VMD

  • a molecular visualization program for displaying, animating, and analyzing large biomolecular systems using 3-D graphics and built-in scripting.

Developers

VMD Developer Team

Categories

Structure Visualization

Versions

Citations

Humphrey et al. VMD - Visual Molecular Dynamics. J. Molec. Graphics. 1996. 14: 33-38. For a list of other citations go to: http://www.ks.uiuc.edu/Research/vmd/allversions/citations/

Technical Notes

Condensed “movie making tips” from VMD. The main points:

  1. Just load 1 frame for every 1ns of simulation time. A 1 us simulation would only need 1000 frames. The “stride” feature in the VMD trajectory loader dialog lets you set this (e.g. to 20, if the generated frames are at a rate of 50 ps per frame). Make sure you choose “load all frames at once”, rather than “background”. The “background” option will render frames as they’re loaded.

  2. Figure out what region you want to “fix” in the structure. Get the residue IDs for this. Go to Extensions→Analysis→RMSD Tool and enter “protein and resid START to STOP”, then click on “Align”. This will align the entire structure through all frames and have resids START to STOP as stationary as possible.

  3. Use “Create Rep” to create multiple representations of the structure. The selection box can be used to specify what you want to show. “protein and resid START1 to STOP1 START2 to STOP2 …” is a common entry. “water and within 3 of protein” would show all water molecules within 3A of an atom associated with a protein. You can then play with the different kinds of views (coloring, style, transparency) for each representation individually.

  4. Clicking on a representation will show or hide it.

  5. For each representation, set the Trajectory to smooth over several frames. I have found that a 4ns smoothing window reduces the jitter without eliminating interesting side chain motion. YMMV.

  6. Set Display→Rendermode→GLSL to do OpenGL/CUDA rendering. This should make a big difference.
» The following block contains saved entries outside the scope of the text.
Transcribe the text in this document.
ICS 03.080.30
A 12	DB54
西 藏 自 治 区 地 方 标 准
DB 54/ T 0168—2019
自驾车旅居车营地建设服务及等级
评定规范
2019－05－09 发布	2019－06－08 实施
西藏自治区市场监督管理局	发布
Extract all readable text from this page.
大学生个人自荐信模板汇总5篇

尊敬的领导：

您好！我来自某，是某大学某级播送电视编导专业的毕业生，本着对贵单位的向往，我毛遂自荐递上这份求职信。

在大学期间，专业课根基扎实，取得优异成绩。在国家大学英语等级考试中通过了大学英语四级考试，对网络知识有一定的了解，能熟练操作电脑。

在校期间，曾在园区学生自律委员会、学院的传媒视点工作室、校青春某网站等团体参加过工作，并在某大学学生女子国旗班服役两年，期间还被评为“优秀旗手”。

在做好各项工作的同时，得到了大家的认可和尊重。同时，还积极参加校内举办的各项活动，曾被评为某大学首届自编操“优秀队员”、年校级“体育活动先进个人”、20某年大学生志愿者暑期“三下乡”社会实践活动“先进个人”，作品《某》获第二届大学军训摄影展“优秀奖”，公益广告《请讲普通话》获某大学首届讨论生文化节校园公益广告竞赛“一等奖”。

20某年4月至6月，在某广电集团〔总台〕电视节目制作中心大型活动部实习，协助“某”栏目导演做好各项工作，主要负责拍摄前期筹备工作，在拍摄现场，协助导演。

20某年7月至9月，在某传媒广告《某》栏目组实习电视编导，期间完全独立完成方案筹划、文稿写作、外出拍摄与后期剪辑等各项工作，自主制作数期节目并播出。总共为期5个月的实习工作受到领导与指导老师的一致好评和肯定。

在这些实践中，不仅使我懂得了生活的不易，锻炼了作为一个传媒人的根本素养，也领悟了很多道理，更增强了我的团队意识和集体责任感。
I haven't done a formal test of this, but my laptop, with 48 CUDA 3 processing cores, seems to do much better, smoother, and faster rendering than my Mac Pro (which does not have a compatible CUDA card).

Movie Making:

  • loaded every 20th frame (about 1000 from 20k) * smoothing window of 4 * internal Tachyon ray tracer * image smoothing on * half size reduction * 30 FPS (NTSC) * MPEG output

Apparently a good trick to get nice looking animations is to double the rendering window then set the movie generator to half-size the result. I guess this gives a “per-frame” image smoothing effect as the potentially hard edged rendered image is reduced to an anti-aliased frame.

License Type

This software is distributed under a Non-Profit license.